For now, though, the party of the pachyderms is on the brink of extinction in California. Sure, as recently as 2006, some pundits thought the GOP was gone nationwide, but this was proven wrong in four short years. If we’re just talking about one solidly blue state, however, predictions of a long-term GOP ice age could be much more accurate. The registration edge is more dramatic, and the lack of strong candidates and a cohesive message is astounding. A week ago, a bipartisan group of political observers, lawmakers, and strategists gathered at a UC Berkeley Institute of Governmental Studies symposium and discussed the issue:
Many of the 200 attendees at the two-day conference appeared surprisingly unified on one issue: that, barring dramatic upheaval, the GOP’s prospects may be doomed in the voter-rich Golden State.

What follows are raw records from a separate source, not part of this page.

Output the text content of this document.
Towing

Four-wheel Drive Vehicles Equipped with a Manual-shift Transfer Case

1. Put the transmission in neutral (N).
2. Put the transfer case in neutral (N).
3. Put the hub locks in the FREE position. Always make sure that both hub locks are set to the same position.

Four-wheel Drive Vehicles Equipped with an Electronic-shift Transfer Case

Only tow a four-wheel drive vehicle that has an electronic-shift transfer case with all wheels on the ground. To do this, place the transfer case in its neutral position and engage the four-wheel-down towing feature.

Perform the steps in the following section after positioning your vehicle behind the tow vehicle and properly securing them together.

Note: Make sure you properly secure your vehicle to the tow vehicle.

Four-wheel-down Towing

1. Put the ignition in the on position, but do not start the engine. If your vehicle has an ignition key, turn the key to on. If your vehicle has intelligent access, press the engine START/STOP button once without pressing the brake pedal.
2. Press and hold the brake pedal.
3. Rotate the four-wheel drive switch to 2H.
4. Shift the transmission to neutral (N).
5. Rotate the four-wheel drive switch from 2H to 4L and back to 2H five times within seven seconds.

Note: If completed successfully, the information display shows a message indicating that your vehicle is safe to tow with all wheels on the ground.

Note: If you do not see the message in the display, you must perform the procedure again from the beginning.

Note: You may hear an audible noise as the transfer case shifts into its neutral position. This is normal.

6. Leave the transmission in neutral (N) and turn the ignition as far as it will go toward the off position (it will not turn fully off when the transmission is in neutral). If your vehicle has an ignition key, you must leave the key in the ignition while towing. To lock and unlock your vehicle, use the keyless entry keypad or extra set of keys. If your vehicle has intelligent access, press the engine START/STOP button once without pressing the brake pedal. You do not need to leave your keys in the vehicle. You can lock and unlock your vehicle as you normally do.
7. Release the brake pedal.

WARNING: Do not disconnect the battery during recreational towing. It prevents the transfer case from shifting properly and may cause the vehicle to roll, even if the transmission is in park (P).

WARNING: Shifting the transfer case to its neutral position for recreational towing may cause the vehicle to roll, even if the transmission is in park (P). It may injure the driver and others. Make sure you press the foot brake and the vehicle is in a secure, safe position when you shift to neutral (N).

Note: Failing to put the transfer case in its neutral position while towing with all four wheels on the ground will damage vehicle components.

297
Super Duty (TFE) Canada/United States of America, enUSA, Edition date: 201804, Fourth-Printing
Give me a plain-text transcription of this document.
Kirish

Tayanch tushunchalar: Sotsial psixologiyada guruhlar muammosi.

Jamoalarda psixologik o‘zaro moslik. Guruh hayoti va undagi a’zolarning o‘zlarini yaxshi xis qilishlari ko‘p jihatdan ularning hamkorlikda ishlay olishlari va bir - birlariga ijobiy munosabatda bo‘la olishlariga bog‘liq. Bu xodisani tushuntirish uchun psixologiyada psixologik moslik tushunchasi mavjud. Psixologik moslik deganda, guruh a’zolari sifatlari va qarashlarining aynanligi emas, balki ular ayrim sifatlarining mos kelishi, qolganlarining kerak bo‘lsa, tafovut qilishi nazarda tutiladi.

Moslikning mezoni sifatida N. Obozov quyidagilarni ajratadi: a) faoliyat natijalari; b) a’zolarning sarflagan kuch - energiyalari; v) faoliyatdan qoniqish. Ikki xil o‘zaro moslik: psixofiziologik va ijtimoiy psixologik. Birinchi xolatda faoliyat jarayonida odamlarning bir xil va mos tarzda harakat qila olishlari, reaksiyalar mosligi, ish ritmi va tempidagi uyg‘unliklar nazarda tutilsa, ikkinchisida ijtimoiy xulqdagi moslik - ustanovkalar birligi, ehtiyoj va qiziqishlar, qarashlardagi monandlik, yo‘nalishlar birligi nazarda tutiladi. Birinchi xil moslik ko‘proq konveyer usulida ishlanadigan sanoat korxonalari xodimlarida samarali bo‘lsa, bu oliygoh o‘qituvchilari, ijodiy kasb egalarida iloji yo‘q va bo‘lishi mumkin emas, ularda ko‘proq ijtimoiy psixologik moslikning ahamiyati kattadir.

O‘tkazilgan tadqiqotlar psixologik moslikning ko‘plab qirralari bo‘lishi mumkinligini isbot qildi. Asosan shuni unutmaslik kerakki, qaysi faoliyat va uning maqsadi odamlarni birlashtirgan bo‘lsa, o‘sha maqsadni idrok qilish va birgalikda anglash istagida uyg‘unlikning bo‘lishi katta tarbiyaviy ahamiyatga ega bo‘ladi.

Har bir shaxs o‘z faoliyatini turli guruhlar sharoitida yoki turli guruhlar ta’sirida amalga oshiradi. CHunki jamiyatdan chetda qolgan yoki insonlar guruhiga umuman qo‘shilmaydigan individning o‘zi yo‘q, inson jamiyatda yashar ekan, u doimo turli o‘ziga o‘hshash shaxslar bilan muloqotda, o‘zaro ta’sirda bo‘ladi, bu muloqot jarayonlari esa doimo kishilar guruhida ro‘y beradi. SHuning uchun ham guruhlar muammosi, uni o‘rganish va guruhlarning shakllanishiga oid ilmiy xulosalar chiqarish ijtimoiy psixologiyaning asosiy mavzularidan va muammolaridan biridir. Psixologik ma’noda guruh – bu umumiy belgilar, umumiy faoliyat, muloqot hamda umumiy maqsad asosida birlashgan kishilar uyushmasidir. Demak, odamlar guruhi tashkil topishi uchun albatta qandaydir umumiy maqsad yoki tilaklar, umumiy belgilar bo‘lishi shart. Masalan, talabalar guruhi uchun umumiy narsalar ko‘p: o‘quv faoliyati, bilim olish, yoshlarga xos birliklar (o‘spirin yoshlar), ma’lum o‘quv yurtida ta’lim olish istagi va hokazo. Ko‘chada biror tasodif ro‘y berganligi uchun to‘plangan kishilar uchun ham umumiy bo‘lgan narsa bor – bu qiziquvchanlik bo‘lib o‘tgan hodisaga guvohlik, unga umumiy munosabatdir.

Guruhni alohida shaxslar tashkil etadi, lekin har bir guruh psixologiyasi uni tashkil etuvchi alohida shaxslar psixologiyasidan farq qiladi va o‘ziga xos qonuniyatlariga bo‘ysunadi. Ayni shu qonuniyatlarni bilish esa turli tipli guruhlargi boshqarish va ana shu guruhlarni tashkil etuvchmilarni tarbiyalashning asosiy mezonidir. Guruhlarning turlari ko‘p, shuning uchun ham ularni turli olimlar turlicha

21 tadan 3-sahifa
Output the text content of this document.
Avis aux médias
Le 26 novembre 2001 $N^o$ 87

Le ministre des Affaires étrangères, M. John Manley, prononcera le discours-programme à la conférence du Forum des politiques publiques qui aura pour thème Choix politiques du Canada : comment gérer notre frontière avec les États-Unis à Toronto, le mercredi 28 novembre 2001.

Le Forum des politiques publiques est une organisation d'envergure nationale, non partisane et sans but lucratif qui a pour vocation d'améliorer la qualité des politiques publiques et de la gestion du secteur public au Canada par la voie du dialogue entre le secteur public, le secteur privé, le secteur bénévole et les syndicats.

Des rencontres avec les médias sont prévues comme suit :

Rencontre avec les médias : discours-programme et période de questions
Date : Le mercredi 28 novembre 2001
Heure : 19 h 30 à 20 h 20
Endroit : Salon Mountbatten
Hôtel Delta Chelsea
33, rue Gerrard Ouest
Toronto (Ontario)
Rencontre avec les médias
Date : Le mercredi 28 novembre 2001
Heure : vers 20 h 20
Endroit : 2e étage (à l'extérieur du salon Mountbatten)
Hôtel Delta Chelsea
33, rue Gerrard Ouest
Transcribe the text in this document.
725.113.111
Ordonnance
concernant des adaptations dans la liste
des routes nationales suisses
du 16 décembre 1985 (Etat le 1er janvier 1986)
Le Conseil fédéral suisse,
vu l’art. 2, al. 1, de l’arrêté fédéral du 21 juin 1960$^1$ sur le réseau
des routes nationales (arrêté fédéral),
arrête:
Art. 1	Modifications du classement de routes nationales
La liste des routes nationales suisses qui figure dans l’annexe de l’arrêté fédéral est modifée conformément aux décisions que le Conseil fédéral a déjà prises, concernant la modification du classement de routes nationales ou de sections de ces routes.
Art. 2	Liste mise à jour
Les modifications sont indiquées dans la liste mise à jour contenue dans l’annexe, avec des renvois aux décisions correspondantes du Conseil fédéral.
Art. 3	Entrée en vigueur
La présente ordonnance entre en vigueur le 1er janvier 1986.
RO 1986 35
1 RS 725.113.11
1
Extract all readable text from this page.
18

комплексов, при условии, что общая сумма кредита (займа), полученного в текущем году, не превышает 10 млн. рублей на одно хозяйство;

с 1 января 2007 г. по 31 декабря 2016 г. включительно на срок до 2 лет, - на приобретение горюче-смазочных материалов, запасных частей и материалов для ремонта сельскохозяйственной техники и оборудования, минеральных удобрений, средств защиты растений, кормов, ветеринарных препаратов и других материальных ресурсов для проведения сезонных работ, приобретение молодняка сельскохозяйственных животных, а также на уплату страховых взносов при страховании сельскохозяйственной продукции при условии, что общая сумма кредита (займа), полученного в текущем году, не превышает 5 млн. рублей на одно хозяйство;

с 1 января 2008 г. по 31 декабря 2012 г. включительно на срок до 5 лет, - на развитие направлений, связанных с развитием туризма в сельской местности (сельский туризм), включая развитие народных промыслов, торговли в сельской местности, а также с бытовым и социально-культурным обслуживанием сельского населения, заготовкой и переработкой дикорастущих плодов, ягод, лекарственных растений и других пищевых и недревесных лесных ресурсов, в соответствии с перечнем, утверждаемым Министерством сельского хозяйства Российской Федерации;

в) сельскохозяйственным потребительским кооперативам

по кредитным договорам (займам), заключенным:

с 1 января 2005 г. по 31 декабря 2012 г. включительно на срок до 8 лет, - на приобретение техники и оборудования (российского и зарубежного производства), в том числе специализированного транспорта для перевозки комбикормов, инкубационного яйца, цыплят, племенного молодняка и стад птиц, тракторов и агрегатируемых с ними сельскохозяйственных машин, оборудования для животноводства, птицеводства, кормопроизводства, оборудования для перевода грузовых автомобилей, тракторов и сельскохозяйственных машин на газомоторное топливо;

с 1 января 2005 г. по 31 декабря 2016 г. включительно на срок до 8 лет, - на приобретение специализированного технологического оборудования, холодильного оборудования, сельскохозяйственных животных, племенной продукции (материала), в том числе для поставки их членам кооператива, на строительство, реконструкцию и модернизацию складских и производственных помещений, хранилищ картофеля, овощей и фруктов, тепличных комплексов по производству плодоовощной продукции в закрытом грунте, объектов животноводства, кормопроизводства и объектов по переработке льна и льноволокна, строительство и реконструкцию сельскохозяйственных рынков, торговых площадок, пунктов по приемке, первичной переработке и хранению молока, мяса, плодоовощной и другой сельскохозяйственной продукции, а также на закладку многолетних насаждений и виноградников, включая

“Republicans, as a brand, are dead,” Duf Sundheim, the former state GOP chair, told the gathering Saturday.
“We’ve become an island, a political island unto ourselves,” Thad Kousser, a political analyst from UC San Diego, said of California’s overwhelmingly blue streak in the November election.
Republicans will remain dead in California until the party “decides it won’t be hostile to people who aren’t old and white,” said Darry Sragow, interim director of the USC/Los Angeles Times Poll and a longtime Democratic strategist.
Rick Claussen, a leading GOP strategist, said that unless the grass roots and the state party change tactics – and step back from their current emphasis on conservative social issues – “we’re not going to see a Republican statewide winner in the next decade.”
Tough words for a party struggling to stay relevant in Blue California.
Update: The Public Policy Polling results for the CA-Sen race are out. The title of the report is “No hope for Whitman, Fiorina, Arnold, anyone vs. Feinstein.” Not surprising. Senator Feinstein leads the 6 Republicans tested by between 14-34 points. The 14-point lead is actually against Tom Campbell (my first suggestion!) and the 34-point lead is against Arnold. All 6 Republicans had sub-30 favorability numbers. Yikes!